"Poor personal hygiene, improper cleaning of storage and preparation areas and unclean utensils cause contamination of raw and cooked foods. Mishandling of raw and cooked foods allows bacteria to grow. The temperature range in which most bacteria grow is between 40 degrees F (5 degrees C) and 140 degrees F (60 degrees C). Raw and cooked foods should not be kept in this danger zone any longer than absolutely necessary. Undercooking or improper processing of home-canned foods can cause very serious food poisoning."
IT'S POSSIBLE TO GET FOOD POISONING FROM FOODS SUCH AS POTATOES, RICE, BEANS, AND CEREALS.
(pardon the caps but I felt I needed to emphasize that.
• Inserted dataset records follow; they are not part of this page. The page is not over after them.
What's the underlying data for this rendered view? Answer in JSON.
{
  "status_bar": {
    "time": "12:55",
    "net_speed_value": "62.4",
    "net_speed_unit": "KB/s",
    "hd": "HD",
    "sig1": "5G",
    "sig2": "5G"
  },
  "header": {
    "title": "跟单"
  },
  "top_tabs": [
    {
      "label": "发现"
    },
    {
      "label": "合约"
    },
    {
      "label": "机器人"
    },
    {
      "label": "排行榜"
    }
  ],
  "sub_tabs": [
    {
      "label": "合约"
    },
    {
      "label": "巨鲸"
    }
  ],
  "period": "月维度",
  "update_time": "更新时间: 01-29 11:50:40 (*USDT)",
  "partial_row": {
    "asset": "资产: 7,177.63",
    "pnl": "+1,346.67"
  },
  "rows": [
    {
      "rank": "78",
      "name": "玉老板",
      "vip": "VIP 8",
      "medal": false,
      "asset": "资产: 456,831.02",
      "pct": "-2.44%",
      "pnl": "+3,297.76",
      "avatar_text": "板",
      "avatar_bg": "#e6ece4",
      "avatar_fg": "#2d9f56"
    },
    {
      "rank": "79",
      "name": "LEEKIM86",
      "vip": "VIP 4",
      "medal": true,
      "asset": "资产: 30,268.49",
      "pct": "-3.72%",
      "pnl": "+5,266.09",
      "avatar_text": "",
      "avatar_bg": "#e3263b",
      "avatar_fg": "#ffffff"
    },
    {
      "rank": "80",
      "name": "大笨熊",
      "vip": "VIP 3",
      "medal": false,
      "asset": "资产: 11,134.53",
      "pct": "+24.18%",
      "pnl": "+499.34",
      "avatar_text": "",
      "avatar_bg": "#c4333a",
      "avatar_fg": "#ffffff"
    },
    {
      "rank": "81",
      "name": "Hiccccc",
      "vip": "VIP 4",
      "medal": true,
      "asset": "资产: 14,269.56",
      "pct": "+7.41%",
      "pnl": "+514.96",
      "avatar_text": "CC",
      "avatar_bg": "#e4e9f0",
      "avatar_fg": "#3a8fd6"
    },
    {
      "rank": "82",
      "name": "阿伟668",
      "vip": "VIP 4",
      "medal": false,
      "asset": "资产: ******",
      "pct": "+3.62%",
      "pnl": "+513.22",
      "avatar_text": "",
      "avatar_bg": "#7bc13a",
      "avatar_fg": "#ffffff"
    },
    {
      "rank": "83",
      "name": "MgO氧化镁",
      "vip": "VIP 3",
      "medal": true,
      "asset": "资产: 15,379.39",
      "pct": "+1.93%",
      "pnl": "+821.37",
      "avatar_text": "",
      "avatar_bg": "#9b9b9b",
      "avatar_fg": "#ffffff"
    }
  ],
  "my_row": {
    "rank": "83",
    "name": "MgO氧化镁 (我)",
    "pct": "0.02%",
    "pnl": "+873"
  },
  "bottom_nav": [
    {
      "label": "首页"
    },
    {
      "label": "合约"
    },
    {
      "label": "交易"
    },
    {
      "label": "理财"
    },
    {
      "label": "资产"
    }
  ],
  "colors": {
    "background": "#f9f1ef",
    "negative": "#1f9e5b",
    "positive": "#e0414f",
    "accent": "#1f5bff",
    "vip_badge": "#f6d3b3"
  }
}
"Fried rice is a leading cause of B. cereus emetic-type food poisoning in the United States. B. cereus is frequently present in uncooked rice, and heat-resistant spores may survive cooking. If cooked rice is subsequently held at room temperature, vegetative forms multiply, and heat-stable toxin is produced that can survive brief heating, such as stir frying."
"Long-incubation B. cereus food poisoning is frequently associated with meat or vegetable-containing foods after cooking. The bacterium has been isolated from 50% of dried beans and cereals and from 25% of dried foods such as spices, seasoning mixes and potatoes."
REDUCING THE RISK
- Ensuring adequate temperatures are reached during cooking of food mixes such as sauces, custards, and soups to inactivate the bacteria.
- Keeping cooked hot foods above 60 deg C (preferably 70 deg C) if not served immediately.
- Ensuring the rapid cooling of cooked food by dividing into smaller lots and refrigerating in shallow containers (less than 10cm deep).
- Storing cold foods at or below 4 deg C to prevent toxin being produced.
- Avoiding storing protein-containing foods with cooked rice because this stimulates the growth of Bacillus cereus.
- Reheating foods to 75 deg C or until steaming hot, as flash frying or brief rewarming is not adequate to destroy the toxin.
- Preventing cross-contamination from raw to cooked foods (by using separate preparation areas or sanitising between processes).
- Thoroughly washing fruit and vegetables with clean water of drinking standard before use.
- Ensuring food handlers have good personal hygiene and adequate food safety training.
Guide to Food Safety.
Food Poisoning and Safety.
(With apologies, I'm not going to Lj-cut this because I think it's an important subject for people to read & think about.)